Je laisse traîner mes bottillons sur les pavés de la grande place de la gare; les passants grimacent au son qu'émettent mes petites semelles en bois.
Je me sens dévisagée, une femme, sûrement la trentaine, hurlant sur la place à cause de ses deux gamins qui ne veulent pas l'écouter qu'elle traînent par la main gauche; elle se débrouille pour porter ses deux sacs de voyage avec l'autre mains tout en veillant à ce que sa coiffe en feutre ne s'envole pas.

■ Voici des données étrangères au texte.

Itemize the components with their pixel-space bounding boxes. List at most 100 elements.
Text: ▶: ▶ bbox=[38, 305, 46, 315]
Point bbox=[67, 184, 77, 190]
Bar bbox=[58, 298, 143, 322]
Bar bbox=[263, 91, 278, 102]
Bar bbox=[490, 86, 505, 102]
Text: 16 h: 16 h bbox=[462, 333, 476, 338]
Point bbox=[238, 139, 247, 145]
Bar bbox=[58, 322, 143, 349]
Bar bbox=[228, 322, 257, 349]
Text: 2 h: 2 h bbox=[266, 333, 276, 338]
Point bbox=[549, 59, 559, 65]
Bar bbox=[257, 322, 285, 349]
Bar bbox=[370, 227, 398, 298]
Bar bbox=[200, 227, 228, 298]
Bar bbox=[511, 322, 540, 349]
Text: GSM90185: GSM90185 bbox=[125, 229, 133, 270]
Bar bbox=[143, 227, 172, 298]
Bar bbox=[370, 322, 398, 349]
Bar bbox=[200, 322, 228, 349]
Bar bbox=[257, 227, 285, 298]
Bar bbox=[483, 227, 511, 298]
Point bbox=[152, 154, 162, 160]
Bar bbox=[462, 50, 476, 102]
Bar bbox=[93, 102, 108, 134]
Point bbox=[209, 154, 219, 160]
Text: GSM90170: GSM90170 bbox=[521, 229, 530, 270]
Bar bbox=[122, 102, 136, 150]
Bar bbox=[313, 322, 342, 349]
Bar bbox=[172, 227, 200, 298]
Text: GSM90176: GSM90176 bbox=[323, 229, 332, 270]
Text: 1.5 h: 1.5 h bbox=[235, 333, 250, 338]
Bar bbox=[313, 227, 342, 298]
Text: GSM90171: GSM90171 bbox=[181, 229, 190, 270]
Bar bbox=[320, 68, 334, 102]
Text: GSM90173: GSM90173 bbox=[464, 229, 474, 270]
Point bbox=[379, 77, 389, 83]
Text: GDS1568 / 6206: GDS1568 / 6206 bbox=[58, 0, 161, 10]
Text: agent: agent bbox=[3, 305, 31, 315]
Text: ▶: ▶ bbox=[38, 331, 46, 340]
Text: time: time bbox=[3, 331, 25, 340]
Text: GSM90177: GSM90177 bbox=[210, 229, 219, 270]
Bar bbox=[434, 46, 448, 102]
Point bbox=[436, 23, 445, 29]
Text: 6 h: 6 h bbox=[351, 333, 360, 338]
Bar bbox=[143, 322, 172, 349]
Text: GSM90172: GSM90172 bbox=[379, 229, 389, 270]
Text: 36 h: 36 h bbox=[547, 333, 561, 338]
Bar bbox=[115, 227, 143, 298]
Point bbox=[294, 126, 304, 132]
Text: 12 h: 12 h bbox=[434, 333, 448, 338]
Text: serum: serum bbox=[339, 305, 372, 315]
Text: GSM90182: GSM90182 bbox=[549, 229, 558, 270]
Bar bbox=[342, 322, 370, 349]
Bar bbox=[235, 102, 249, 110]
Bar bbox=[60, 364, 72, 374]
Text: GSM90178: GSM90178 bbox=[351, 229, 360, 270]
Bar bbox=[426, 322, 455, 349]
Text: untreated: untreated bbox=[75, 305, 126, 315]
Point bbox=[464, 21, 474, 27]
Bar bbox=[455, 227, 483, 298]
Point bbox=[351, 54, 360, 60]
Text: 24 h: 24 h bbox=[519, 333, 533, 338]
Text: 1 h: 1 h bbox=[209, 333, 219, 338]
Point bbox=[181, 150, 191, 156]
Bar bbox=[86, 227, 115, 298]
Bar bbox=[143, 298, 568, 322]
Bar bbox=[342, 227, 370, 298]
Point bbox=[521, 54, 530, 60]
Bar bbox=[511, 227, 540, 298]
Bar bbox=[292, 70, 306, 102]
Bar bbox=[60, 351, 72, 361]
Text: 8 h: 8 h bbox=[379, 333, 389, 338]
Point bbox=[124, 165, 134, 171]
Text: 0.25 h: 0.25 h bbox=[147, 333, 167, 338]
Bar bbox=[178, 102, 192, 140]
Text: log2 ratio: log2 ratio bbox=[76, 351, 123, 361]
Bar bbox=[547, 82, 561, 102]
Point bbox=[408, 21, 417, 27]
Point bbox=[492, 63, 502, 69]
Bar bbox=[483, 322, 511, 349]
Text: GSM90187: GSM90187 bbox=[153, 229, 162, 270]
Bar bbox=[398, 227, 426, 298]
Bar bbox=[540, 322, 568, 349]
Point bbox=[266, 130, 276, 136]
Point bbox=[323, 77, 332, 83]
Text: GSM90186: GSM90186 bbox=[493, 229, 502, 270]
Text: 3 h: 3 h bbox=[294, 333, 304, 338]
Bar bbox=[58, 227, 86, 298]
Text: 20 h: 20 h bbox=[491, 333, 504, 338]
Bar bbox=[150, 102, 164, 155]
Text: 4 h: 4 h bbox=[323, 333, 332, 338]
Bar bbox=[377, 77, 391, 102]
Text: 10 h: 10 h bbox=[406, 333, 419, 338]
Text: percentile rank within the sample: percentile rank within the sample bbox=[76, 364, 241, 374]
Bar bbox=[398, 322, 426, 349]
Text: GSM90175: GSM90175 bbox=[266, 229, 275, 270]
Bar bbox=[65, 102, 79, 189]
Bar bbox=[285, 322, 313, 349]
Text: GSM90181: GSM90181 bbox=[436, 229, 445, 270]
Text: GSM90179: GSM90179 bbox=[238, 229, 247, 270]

Les vieux assis sur leur banc me regardent par dessus leur journal, où est inscrit en lettres grasses sur la première de couverture "GROSSE FAMINE À PARIS".
D'accord je l'entends, il est surprenant de croiser une jeune fille vêtue d'une salopette de dix neuf années, menant un vulgaire combat avec son bardât et jurant à tue-tête.
Mais pourtant j'aurai pensé, qu'en cette période d'après guerre, les civils seraient indulgents envers l'image que renvoient les femmes. Pour moi il n'était même pas question de me vêtir d'une belle jupe en feutrine et d'un tailleur acheté dans une boutique réputée par toutes dames.
De toute façon il ne me restais rien, je n'avais aucune envie de ressembler à ma mère.J'ai ce souvenir d'elle, sûrement un des pire. Je revois son visage se crisper, ses rides se creuser à chaque ouverture de lettre en provenance du front. Elle lisait avec attention en prenant garde de ne pas oublier de lire un seul mot, après sa lecture approfondie je demandais à chaque fois des nouvelles de mon père; et à chaque fois ou presque elle me répondait "il pense à toi, il t'aime, on lui manque".
Je dis presque car la dernière lettre ne fut pas écrite par mon père; c'était un rectangle de feuille cartonnée où figurait en lettre scriptes écrites à la machine une déclaration de décès. Cette fois si je ne demanda aucune nouvelles, je m'étais contenté de me noyer dans les yeux noisettes de ma mère pour comprendre.
Il était mort.Depuis ce jour, je su que chaque soir ma mère pleurait en relisant les lettres, accroupie aux pieds de son lit. Je l'entendais gémir de tristesse, peu à peu les pleurs devinrent des silences.
Des silences lourds et pesants, à présent ma mère ne sortait plus acheter sa baguette tout les matins où ne passait plus des heures à faire sa toilette. Elle commença rapidement à cauchemarder la nuit tout comme le jour en hurlant le nom de mon père, un cri qui me faisait frissonner.
La fièvre lui vint, un jour je fis venir le toubib du village, le lendemain elle parti.
Elle mourut, sûrement de tristesse et de ses cauchemars.Me voilà maintenant, debarassé de mon lourd passé qui pesait sur ma conscience;
Il ne me reste plus qu'à tracer ma route, mais pour cela, il faudrait encore que je parvienne à me repérer.